Movie Review: “Hardcore Henry”

Starring
Sharlto Copley, Haley Bennett, Danila Kozlovsky, Tim Roth
Director
Ilya Naishuller

“Hardcore Henry” isn’t the first movie to be shot entirely from a first-person perspective, but it is the first action movie to utilize the gimmick. While it’s a little surprising that it hasn’t been attempted before in today’s YouTube generation, that’s likely because there was no one crazy enough to try it. Enter Ilya Naishuller, the Russian filmmaker behind the viral POV music videos for his indie rock band Biting Elbows. Though even Naishuller has admitted that he was skeptical about whether a full-length feature using this technique could work, he deserves kudos for delivering a film that’s exactly as advertised. “Hardcore Henry” is definitely hardcore – an adrenaline-fueled, ultra-violent, one-of-a-kind experience that stands as the closest thing to a live-action video game that you’ll ever see. Too bad it’s not any good.

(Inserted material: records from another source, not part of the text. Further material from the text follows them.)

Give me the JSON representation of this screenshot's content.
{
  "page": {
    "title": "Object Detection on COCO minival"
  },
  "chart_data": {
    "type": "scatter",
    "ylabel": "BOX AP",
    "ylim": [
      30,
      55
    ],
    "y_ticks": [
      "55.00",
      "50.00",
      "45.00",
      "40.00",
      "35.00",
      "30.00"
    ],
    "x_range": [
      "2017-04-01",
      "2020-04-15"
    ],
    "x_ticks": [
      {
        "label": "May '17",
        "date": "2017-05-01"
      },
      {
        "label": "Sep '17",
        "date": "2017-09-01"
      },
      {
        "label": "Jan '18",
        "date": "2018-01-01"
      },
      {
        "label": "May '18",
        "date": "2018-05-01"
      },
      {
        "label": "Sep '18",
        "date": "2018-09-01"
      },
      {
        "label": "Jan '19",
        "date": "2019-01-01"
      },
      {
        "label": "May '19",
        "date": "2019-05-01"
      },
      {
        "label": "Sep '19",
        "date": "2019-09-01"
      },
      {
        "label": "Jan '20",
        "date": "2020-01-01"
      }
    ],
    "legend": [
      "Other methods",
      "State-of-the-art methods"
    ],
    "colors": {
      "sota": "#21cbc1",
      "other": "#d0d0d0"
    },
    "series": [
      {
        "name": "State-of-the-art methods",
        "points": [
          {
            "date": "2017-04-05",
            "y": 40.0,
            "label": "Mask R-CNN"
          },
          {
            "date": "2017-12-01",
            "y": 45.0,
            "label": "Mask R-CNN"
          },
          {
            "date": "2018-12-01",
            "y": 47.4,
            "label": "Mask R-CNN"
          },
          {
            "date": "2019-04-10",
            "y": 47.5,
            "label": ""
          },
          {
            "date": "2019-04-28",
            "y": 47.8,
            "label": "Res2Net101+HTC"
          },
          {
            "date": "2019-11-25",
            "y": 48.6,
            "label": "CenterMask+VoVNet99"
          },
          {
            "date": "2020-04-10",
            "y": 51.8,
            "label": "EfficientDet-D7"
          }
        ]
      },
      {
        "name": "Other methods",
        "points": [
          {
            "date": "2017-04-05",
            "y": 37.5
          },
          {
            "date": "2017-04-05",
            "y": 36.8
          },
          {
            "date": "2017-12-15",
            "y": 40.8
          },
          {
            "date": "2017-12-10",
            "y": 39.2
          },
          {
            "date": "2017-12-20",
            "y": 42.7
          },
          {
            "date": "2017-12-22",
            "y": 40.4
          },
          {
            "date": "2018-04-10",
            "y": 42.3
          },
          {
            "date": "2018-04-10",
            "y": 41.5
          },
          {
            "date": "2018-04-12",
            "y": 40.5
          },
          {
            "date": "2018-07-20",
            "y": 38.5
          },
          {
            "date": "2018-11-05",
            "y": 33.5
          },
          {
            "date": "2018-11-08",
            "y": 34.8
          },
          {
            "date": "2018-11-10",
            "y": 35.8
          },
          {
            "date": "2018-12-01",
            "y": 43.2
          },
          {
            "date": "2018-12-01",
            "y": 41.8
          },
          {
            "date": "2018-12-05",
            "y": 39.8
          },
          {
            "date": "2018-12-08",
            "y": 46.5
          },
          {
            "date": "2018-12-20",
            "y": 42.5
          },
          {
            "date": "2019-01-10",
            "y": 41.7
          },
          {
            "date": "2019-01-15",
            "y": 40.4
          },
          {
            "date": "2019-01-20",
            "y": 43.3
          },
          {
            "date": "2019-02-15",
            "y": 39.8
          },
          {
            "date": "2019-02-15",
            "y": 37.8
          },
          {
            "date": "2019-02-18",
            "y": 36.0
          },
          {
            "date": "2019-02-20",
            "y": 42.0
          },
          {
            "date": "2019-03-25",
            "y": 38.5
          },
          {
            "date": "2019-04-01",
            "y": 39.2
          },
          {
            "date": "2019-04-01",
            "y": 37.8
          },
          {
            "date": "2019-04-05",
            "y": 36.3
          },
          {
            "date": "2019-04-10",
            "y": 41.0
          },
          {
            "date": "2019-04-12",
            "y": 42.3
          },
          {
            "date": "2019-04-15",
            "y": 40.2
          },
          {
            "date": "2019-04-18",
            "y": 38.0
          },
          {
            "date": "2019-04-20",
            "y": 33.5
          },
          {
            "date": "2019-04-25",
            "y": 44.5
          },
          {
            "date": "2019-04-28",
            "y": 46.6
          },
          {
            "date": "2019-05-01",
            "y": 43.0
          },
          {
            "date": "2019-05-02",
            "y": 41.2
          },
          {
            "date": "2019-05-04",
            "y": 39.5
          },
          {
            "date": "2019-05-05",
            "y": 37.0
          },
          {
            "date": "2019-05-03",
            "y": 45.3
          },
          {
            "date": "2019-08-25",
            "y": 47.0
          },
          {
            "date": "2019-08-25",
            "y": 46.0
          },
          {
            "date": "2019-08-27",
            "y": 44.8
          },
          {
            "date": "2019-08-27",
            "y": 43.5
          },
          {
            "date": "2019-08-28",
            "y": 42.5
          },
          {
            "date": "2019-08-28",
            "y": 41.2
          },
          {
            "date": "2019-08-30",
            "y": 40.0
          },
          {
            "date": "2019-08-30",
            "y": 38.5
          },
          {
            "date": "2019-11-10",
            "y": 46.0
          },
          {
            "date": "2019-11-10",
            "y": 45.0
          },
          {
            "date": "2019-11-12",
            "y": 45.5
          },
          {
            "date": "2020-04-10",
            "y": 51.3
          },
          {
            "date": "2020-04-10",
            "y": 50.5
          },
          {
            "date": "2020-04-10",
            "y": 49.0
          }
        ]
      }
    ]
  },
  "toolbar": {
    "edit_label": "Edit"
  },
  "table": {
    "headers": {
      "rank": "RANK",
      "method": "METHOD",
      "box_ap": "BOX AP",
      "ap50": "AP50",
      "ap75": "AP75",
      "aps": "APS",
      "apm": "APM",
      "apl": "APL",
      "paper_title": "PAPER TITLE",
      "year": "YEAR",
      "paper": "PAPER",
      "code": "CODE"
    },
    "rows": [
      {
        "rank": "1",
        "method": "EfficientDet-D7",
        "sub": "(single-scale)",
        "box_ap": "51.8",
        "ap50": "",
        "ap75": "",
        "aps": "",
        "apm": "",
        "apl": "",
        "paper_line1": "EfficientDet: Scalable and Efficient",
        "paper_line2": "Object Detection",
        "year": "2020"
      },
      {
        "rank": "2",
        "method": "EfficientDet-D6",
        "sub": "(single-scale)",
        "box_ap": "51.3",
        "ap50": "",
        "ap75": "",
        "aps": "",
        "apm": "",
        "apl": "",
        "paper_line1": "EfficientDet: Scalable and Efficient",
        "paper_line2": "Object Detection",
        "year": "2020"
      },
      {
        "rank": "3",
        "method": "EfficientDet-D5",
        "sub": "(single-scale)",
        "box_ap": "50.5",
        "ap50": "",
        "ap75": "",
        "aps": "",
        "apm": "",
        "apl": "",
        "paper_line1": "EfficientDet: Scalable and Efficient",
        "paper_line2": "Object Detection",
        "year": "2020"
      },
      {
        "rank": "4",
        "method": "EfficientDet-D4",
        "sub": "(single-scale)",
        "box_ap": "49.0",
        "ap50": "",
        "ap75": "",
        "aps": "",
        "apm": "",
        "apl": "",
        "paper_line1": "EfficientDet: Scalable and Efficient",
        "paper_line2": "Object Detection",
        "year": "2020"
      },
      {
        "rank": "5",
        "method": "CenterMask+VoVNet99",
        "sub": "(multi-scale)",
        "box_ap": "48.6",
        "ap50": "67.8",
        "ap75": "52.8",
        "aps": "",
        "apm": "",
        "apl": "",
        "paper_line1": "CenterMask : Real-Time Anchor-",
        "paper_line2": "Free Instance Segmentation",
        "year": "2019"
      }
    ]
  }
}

The movie places the audience in the title role of Henry, a man who’s just been resurrected from the dead by a scientist claiming to be his wife Estelle (Haley Bennett). Henry has lost his memory and ability to speak, and can only look on as he’s outfitted with a number of robotic enhancements. But before Estelle is able to activate Henry’s voice module, the lab is attacked by Akan (Danila Kozlovsky), a telekinetic albino psychopath with villainous plans to use the technology inside Henry’s cybernetic body to build an army of super soldiers. Henry manages to escape, but Estelle is kidnapped in the process, so he teams up with a mysterious ally named Jimmy (Sharlto Copley) – who has a habit of getting himself killed and then respawning as one of his many clones – to rescue her and stop Akan’s plan for world domination. In other words, the plot of every video game ever made. (Okay, not really.)

The setup is way more complex than it needs to be for a film that spends the next 80 minutes pretty much ignoring all logic. “Hardcore Henry” takes the phrase “style over substance” to dizzying new heights (quite literally if you’re not a fan of shaky cam) with a blood-soaked buffet of non-stop action filled with gun fights, hand-to-hand combat, parkour-inspired chase scenes and even a confrontation with a tank. Henry moves from one scene to the next like he’s clearing levels to reach the final boss, and although there are some great action beats throughout – including a sequence where he mows down enemies with a Gatling gun while riding in a motorcycle sidecar – after about an hour of watching Henry punch, kick and shoot his way through a seemingly never-ending stream of henchmen, it begins to wear you down. A movie with this much action shouldn’t be boring, but most of it is exhausting rather than exhilarating.

Though “Hardcore Henry” exhibits an impressive commitment to its gimmick, once you peel away the layers of craftsmanship required to pull off such a trick, you’re left with a pretty awful B-movie underneath. Naishuller does his best to keep things fresh with some fantastic stunts and an array of creative kills, but the rest of the film is so damn cheesy (from the laughably bad villain, to Copley’s obnoxious sidekick, to the cringeworthy dialogue) that it doesn’t really matter whether Naishuller is in on the joke or not. There’s no denying that “Hardcore Henry” is an innovative piece of filmmaking, but for a movie that began life as a music video, it probably should have remained that way.